Citando mais uma vez o filme, nele vemos uma espécie de “currículo genético” que as pessoas apresentam, não só para conseguirem emprego, mas para se relacionarem amorosamente (como se as relações amorosas da atualidade já não tivessem problemas o suficiente). É claro que estamos muito longe disso, contudo, não é difícil imaginar que algo parecido pudesse acabar acontecendo mais cedo ou mais tarde; só não sabíamos que seria tão cedo! Se hoje as empresas já poderiam estar selecionando candidatos de acordo com as informações obtidas em seus genes, imaginem o que pode vir a acontecer nos próximos 50 anos, com a popularização desse tipo de exame? Hoje o uso da engenharia genética nos seres humanos é algo improvável, por ser uma técnica que os cientistas ainda não dominam o suficiente. Mas não há a menor dúvida que daqui a alguns anos, a possibilidade de estarmos usando técnicas para modificar os genes de embriões, seja para retirar predisposições a doenças, ou até mesmo para mudar a cor dos olhos ou outras coisas menos “relevantes”, não pode ser descartada.

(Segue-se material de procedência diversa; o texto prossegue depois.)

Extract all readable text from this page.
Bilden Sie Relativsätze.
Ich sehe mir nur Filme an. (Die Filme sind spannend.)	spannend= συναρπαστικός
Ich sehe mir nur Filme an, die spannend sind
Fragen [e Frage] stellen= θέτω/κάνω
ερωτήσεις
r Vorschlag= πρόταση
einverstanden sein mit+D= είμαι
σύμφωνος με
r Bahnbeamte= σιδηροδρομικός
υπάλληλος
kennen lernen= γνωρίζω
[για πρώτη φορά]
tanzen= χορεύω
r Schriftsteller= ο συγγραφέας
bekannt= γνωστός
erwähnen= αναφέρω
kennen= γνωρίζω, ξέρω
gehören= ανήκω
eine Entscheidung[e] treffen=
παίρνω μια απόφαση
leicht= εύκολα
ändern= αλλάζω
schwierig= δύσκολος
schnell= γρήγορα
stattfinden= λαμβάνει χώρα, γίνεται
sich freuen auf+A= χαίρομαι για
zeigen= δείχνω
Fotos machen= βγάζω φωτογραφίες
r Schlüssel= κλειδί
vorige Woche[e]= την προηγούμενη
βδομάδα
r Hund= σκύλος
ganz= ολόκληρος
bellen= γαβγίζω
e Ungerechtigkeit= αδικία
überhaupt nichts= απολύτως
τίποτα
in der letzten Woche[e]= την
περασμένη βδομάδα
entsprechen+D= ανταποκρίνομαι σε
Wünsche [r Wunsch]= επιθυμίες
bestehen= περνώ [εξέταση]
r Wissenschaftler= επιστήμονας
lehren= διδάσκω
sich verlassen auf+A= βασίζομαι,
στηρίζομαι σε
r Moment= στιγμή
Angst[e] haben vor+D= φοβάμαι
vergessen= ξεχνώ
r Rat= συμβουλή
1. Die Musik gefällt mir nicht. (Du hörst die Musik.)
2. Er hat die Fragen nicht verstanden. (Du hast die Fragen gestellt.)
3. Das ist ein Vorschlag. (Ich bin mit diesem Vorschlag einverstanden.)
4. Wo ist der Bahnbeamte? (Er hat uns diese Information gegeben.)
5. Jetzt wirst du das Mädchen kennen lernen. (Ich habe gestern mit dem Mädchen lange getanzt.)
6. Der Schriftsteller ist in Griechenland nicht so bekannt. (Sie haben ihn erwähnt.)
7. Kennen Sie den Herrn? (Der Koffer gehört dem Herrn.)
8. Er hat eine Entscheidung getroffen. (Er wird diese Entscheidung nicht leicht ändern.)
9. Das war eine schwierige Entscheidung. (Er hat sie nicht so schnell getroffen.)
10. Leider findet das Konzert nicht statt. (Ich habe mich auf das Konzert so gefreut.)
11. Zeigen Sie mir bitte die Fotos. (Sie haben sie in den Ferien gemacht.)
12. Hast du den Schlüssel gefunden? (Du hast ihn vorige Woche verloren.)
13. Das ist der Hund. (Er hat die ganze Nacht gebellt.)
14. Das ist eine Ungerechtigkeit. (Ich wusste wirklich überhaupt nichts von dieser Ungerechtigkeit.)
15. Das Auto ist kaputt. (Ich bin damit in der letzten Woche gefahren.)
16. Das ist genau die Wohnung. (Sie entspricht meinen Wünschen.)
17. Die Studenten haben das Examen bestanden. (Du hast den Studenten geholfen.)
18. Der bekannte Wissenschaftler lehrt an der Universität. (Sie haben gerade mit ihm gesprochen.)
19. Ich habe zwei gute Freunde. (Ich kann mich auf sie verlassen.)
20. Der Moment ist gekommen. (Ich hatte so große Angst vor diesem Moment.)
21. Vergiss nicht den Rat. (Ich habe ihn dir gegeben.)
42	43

E por que isso? Porque é uma tendência natural de nossa espécie. Supondo que os cientistas tenham, em um futuro não tão distante, a capacidade de retirar qualquer predisposição genética a determinadas doenças de um zigoto. Ou seja, criar a possibilidade de uma criança ter a chance de uma vida muito mais saudável que seus pais, não seria algo tentador? Hoje isso ainda é um sonho, tanto porque não conhecemos o suficiente sobre o nosso DNA, e outro tanto porque as técnicas usadas ainda podem causar problemas no desenvolvimento dos embriões. Mas e quando nós tivermos o conhecimento necessário, e quando a técnica estiver suficientemente refinada? Se você pode ter um filho saudável, por que iria correr o risco de deixar que ele tenha uma doença?
Voltando ao filme Gattaca…
Já é possível imaginar o impacto que essas primeiras crianças “geneticamente melhoradas” (note as aspas, porque temos que tomar muito cuidado com essa afirmação) poderão causar em nossa sociedade. Além, da possibilidade do futuro sombrio e segregador do filme poder vir a se tornar realidade – fazemos votos que não – , muitos grupos religiosos poderão encarar essas pessoas como aberrações, como algum tipo de “violação da natureza”. Outros vão estar no extremo oposto, e vão sentir inveja dessas crianças, que teriam uma vantagem “artificial” sobre elas. E algumas pessoas ainda iriam claramente se sentir atraídas por esses indivíduos, que possivelmente poderiam apresentar características que os destaquem dos demais. No filme vemos como os modificados geneticamente são preferidos socialmente em detrimento dos que foram concebidos biologicamente e que, por isso, possuem as imperfeições comuns e características da raça humana.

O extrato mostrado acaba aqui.